Wilders is expected to struggle to form a government, and might well fail, but his party’s election success has reverberated strongly across the region among leading voices of the far right, such as Hungarian Prime Minister Viktor Orban, and French opposition leader Marine Le Pen.

Domestic and localized frustrations — exacerbated by rising inflation, the fallout from the war in Ukraine, surging immigration, growing inequalities in society, and the perceived failures of the traditional political elite across Europe — might have conspired to fuel the rise of the hard right but, whatever the reasons, we cannot simply dismiss this global movement that continues to take shape and magnify populist, isolationist narratives worldwide.

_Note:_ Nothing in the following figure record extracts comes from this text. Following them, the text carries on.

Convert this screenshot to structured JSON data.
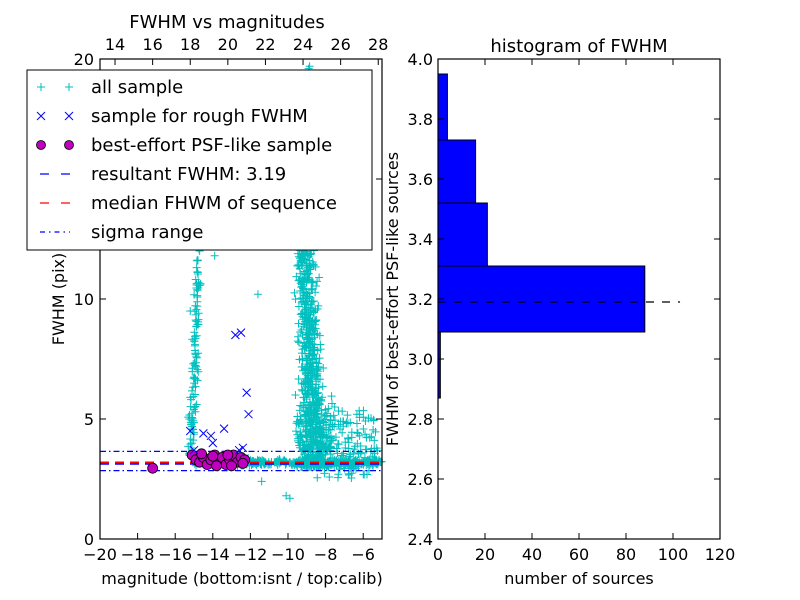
{
  "chart_data": [
    {
      "type": "scatter",
      "title": "FWHM vs magnitudes",
      "xlabel": "magnitude (bottom:isnt / top:calib)",
      "ylabel": "FWHM (pix)",
      "xlim": [
        -20,
        -5
      ],
      "ylim": [
        0,
        20
      ],
      "top_xlim": [
        13.2,
        28.2
      ],
      "xticks": [
        -20,
        -18,
        -16,
        -14,
        -12,
        -10,
        -8,
        -6
      ],
      "xtick_labels": [
        "−20",
        "−18",
        "−16",
        "−14",
        "−12",
        "−10",
        "−8",
        "−6"
      ],
      "top_xticks": [
        14,
        16,
        18,
        20,
        22,
        24,
        26,
        28
      ],
      "top_xtick_labels": [
        "14",
        "16",
        "18",
        "20",
        "22",
        "24",
        "26",
        "28"
      ],
      "yticks": [
        0,
        5,
        10,
        15,
        20
      ],
      "ytick_labels": [
        "0",
        "5",
        "10",
        "15",
        "20"
      ],
      "legend_position": "upper-left",
      "legend": [
        {
          "label": "all sample",
          "marker": "plus",
          "color": "#00bfbf"
        },
        {
          "label": "sample for rough FWHM",
          "marker": "x",
          "color": "#0000ff"
        },
        {
          "label": "best-effort PSF-like sample",
          "marker": "circle",
          "color": "#bf00bf"
        },
        {
          "label": "resultant FWHM: 3.19",
          "marker": "dashed",
          "color": "#0000ff"
        },
        {
          "label": "median FHWM of sequence",
          "marker": "dashed",
          "color": "#ff0000"
        },
        {
          "label": "sigma range",
          "marker": "dashdot",
          "color": "#0000ff"
        }
      ],
      "lines": {
        "resultant_fwhm": 3.19,
        "median_fwhm": 3.19,
        "sigma_range": [
          2.85,
          3.65
        ]
      },
      "series": [
        {
          "name": "sample for rough FWHM",
          "color": "#0000ff",
          "points": [
            [
              -12.8,
              8.5
            ],
            [
              -12.5,
              8.6
            ],
            [
              -12.2,
              6.1
            ],
            [
              -12.1,
              5.2
            ],
            [
              -15.2,
              4.5
            ],
            [
              -14.5,
              4.4
            ],
            [
              -14.0,
              4.0
            ],
            [
              -13.4,
              4.6
            ],
            [
              -14.1,
              4.3
            ],
            [
              -12.4,
              3.8
            ],
            [
              -12.6,
              3.7
            ],
            [
              -15.0,
              3.7
            ]
          ]
        },
        {
          "name": "best-effort PSF-like sample",
          "color": "#bf00bf",
          "points": [
            [
              -17.2,
              2.95
            ],
            [
              -15.1,
              3.5
            ],
            [
              -14.9,
              3.3
            ],
            [
              -14.7,
              3.2
            ],
            [
              -14.5,
              3.4
            ],
            [
              -14.3,
              3.1
            ],
            [
              -14.1,
              3.3
            ],
            [
              -13.9,
              3.5
            ],
            [
              -13.7,
              3.2
            ],
            [
              -13.5,
              3.4
            ],
            [
              -13.3,
              3.1
            ],
            [
              -13.1,
              3.3
            ],
            [
              -12.9,
              3.5
            ],
            [
              -12.7,
              3.2
            ],
            [
              -12.5,
              3.4
            ],
            [
              -12.3,
              3.3
            ],
            [
              -14.6,
              3.55
            ],
            [
              -13.8,
              3.05
            ],
            [
              -13.0,
              3.05
            ],
            [
              -12.4,
              3.15
            ],
            [
              -14.0,
              3.45
            ],
            [
              -13.2,
              3.5
            ]
          ]
        },
        {
          "name": "all sample",
          "color": "#00bfbf",
          "description": "approximately 1500 points: a narrow branch at magnitude -15.5 to -14.5 rising from FWHM 3.5 to 13, a dense cloud at magnitude -10 to -7 spanning FWHM 2.5 to 14 (few up to 20), and a horizontal sequence near FWHM 3.2 from -15 to -5",
          "clusters": [
            {
              "x_range": [
                -15.4,
                -14.4
              ],
              "y_range": [
                3.4,
                13.0
              ],
              "count": 120
            },
            {
              "x_range": [
                -10.2,
                -6.8
              ],
              "y_range": [
                3.0,
                14.0
              ],
              "count": 900
            },
            {
              "x_range": [
                -15.0,
                -5.0
              ],
              "y_range": [
                2.9,
                3.6
              ],
              "count": 400
            },
            {
              "x_range": [
                -8.5,
                -5.2
              ],
              "y_range": [
                2.4,
                5.5
              ],
              "count": 150
            }
          ]
        }
      ]
    },
    {
      "type": "bar",
      "orientation": "horizontal",
      "title": "histogram of FWHM",
      "xlabel": "number of sources",
      "ylabel": "FWHM of best-effort PSF-like sources",
      "xlim": [
        0,
        120
      ],
      "ylim": [
        2.4,
        4.0
      ],
      "xticks": [
        0,
        20,
        40,
        60,
        80,
        100,
        120
      ],
      "xtick_labels": [
        "0",
        "20",
        "40",
        "60",
        "80",
        "100",
        "120"
      ],
      "yticks": [
        2.4,
        2.6,
        2.8,
        3.0,
        3.2,
        3.4,
        3.6,
        3.8,
        4.0
      ],
      "ytick_labels": [
        "2.4",
        "2.6",
        "2.8",
        "3.0",
        "3.2",
        "3.4",
        "3.6",
        "3.8",
        "4.0"
      ],
      "bar_color": "#0000ff",
      "bins": [
        {
          "low": 2.87,
          "high": 3.09,
          "count": 1
        },
        {
          "low": 3.09,
          "high": 3.31,
          "count": 88
        },
        {
          "low": 3.31,
          "high": 3.52,
          "count": 21
        },
        {
          "low": 3.52,
          "high": 3.73,
          "count": 16
        },
        {
          "low": 3.73,
          "high": 3.95,
          "count": 4
        }
      ],
      "reference_line": {
        "y": 3.19,
        "x_extent": 103,
        "style": "dashed",
        "color": "#000000"
      }
    }
  ]
}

Javier Milei, a far-right economist and TV pundit won the presidential election in Argentina in October this year. Eric Zemmour was an, ultimately unsuccessful, candidate in the 2022 French presidential election. And, of course, Donald Trump, who might yet return to the White House in next year’s election, is considered by many the patron of right-wing, anti-immigrant, isolationist and demagogic nationalism.

The results of the Dutch election leave me in no doubt that the presence of the far right around the table of decision-makers in Western countries is on its way to becoming the new normal for years to come. It is likely to replace, I am afraid, the traditional narrative based on the concepts of social cohesion, unity, security, stability and prosperity that inspired the forefathers of the European project in the years after the bloodbath of the Second World War.

The voices of reason that remain within the EU need to realize this if they are to have a chance of neutralizing this existential threat to the future of the bloc.